Tuesday, November 3, 2009
Sleeping On The Job
My husband gave me explicit instructions to go to the store today and buy lots of mouse traps. He swears he awoke last night and a mouse was on his arm. I must of given a, 'Yeh, sure!', look because he emphasized his point stating that he'd found a mouse turd in the bed this morning. It was probably the same mouse we'd seen twice in the kitchen and it obviously feels it has the run of the house.
(Sleeping on the job.)
Which I'm wondering why it's so comfortable scampering about when we have two cats for mouse control? Okay, let me restate that. Why should it feel so bold when we have Reginald, the great white and gray hunter who kills mice, rabbits (even full grown ones) and an occasional vole or bird? Anyone who knows our other cat, Bridgette, knows she's purely ornamental and Reginald is on his own. She is the queen, no not literally since she's never had kittens but figuratively, for she's the one who complains if her water dish isn't full, not half full but full, or her self feeding cat dish runs low on the assortment of cat foods I mix together for her dining pleasure.
So we know not to look to Bridgette to rescue us despite the fact that her mother was the best mouser we've ever had at the corrals and picked fights with dogs, big ones. Her father was a tramp, covered in battle scars and whipped every cat in the neighborhood, sending most of them to the vet at least once. Her parents may of been fighters but she's a wimp who hisses every time she goes down a dark hallway to see if anything responds to her threatening challenge. Not because she's itching for a fight but because she wants heads up so she can turn tail and run for cover.
Note the tufts of fur between her feet. She has fur with guard hairs on top and it spins well somewhat like the fur from an angora rabbit but not quite so flighty. I suspect that she is half Norwegian Forest Cat as she had the body type of a Manx when she was younger and the breed is suspected of being half Manx and half Mane Coon. The cats once guarded the Viking's grain bins. Bridgette is fourteen years old and we raised her on goat's milk with an eye dropper.
When I'd told our daughter we had a mouse and the cats weren't doing anything about it, she offered her husband telling me he was good at getting rid of mice. I remembered the story she'd told me a couple weeks ago. She'd been sitting on the couch relaxing after putting the kids to bed and suddenly screamed, "Toby come quick, it's an emergency." He came running up from the basement and when he arrived she'd told him that she'd seen a mouse in the kitchen. He took off and came back with a pellet gun and a small flashlight. The mouse who'd been moseying around the kitchen ran for cover. Toby pulled the dishwasher out from the wall exposing the mouse, positioned the flashlight along the gun like he was a member of the S.W.A.T. team, took aim at the cowering creature, and shot.
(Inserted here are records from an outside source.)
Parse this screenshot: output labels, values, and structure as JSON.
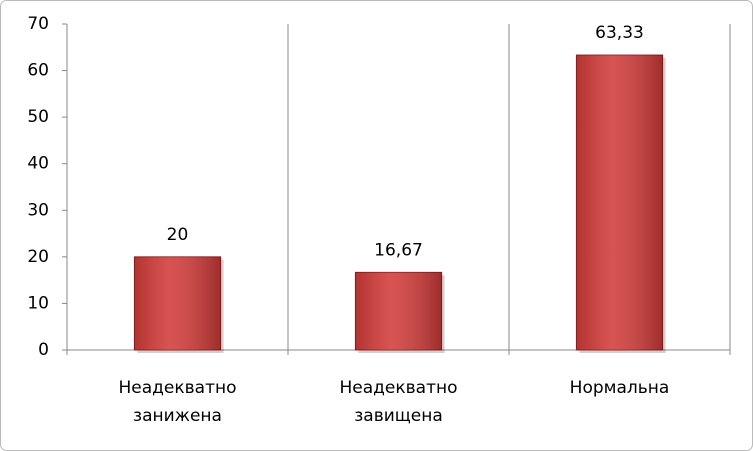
{
  "chart_data": {
    "type": "bar",
    "categories": [
      "Неадекватно занижена",
      "Неадекватно завищена",
      "Нормальна"
    ],
    "values": [
      20,
      16.67,
      63.33
    ],
    "value_labels": [
      "20",
      "16,67",
      "63,33"
    ],
    "color": "#d23c3a",
    "ylim": [
      0,
      70
    ],
    "yticks": [
      0,
      10,
      20,
      30,
      40,
      50,
      60,
      70
    ],
    "grid": "vertical"
  }
}
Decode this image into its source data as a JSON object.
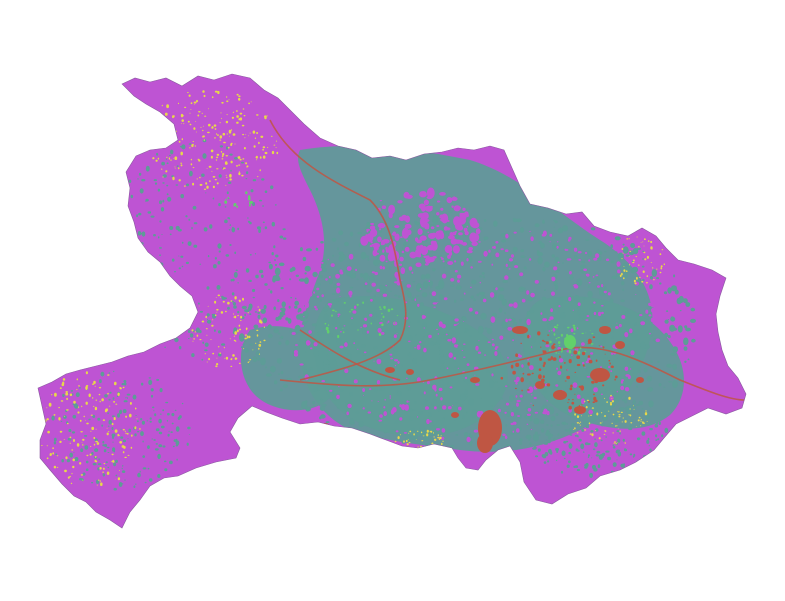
{
  "map": {
    "legend_colors": {
      "forest": "#be54d3",
      "cropland": "#5d9c97",
      "water": "#bf5643",
      "grassland": "#e8d84a",
      "urban": "#62d06b"
    }
  }
}
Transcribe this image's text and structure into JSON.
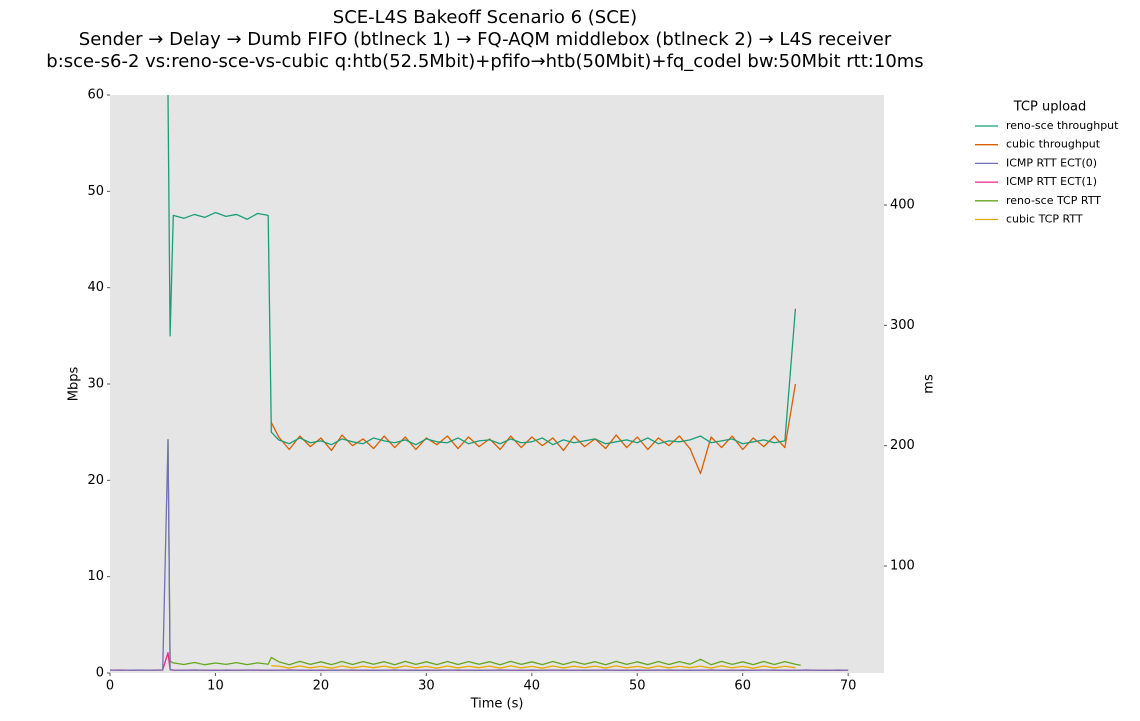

The mouse staggered onto the kitchen floor and fell over dead. Our daughter hasn't quit laughing about it.
I thanked her for the offer of the use of her husband, one shot Toby - the deadliest member of the anti-mouse terrorist S.W.A T. team, but I was afraid it had been just a lucky shot, don't tell him I said that, and didn't feel comfortable letting him loose in my newly remodeled kitchen. So I'll just have to go shopping for mouse traps while I wonder where I've gone wrong.
Is it the fact that I've taught the cats they must not touch the newborn chicks that are in the cages in the basement each spring? Or has it to do with the fact I have brought home newborn piglets and placed them in a box in the kitchen to bottle feed? Maybe the cats just think any creature in the house must not be touched and belongs until I remove it. Then how do I tell the cats that the mouse does not belong in the house? I've verbally instructed them to, "Get the mouse." That always worked with our cat, Buttercup, but she's long dead and my Doctor Doolittle skills are obviously rusty. So I call upon you, oh wise and great new blog friends, - tell me - where have I gone wrong?